I'm trying to demonstrate a simple clustering algorithm. Let's say I find k items on my rdd that represent a cluster for me. The problem is when I try to take() them to the driver, I get a warning saying " block locks were not released by tid ". This also leads to poor performance... 20 iterations of the code below take 11 seconds on 4-cores with a 2MB dataset. That is way worse than my serial version. Good thing is that I still get the correct results. Take a look please:
First, I take one item. Any item will do
List<Tuple2<Long, Instance>> selectedTuple = dataset.take(1);
Instance selected = selectedTuple.get(0)._2;
Then I create an object that will find candidate items for my cluster based on the selected item I just found.

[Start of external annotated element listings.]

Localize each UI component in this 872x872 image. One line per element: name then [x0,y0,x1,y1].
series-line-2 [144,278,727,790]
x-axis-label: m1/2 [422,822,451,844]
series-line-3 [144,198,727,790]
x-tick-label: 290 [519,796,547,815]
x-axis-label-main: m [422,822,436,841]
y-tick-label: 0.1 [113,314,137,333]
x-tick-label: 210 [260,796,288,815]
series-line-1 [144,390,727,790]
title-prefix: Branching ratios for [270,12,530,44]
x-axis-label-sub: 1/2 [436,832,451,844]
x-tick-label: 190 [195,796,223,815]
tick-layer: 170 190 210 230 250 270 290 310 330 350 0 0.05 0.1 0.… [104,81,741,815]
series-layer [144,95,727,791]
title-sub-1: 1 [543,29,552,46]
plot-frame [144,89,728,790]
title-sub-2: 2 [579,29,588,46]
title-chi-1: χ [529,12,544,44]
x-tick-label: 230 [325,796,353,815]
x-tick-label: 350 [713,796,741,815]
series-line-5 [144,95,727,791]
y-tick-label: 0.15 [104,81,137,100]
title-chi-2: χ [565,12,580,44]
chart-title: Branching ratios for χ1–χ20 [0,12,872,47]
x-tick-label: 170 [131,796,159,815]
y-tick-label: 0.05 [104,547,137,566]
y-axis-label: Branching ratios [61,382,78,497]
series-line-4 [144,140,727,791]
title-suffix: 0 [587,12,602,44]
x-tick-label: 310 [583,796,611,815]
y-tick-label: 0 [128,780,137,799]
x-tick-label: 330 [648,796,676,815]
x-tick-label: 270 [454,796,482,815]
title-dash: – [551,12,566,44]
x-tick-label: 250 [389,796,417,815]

For the record, it implements PairFlatMapFunction
NCPComparator comp = new NCPComparator(meta, selected);
The next step finds some candidates
JavaPairRDD<Long, Double> candidates = this.dataset.mapPartitionsToPair(comp);
But now, I need the k one's with the lowest Double value, so I implemented a TupleComparator
. Then I invoke takeOrdered
List<Tuple2<Long, Double>> groupList = candidates.takeOrdered(k, new TupleComparator());
At this point, that warning appears. Same goes for invoking top()
. And as an iterative algorithm, it appears in every iteration. I am not showing you the rest of the code. You guessed it.. it's more than trivial :-)
Also, I did proper persist my rdds. Jobs seem to be working like a charm. I found out that lots of people have this problem but there is no answer.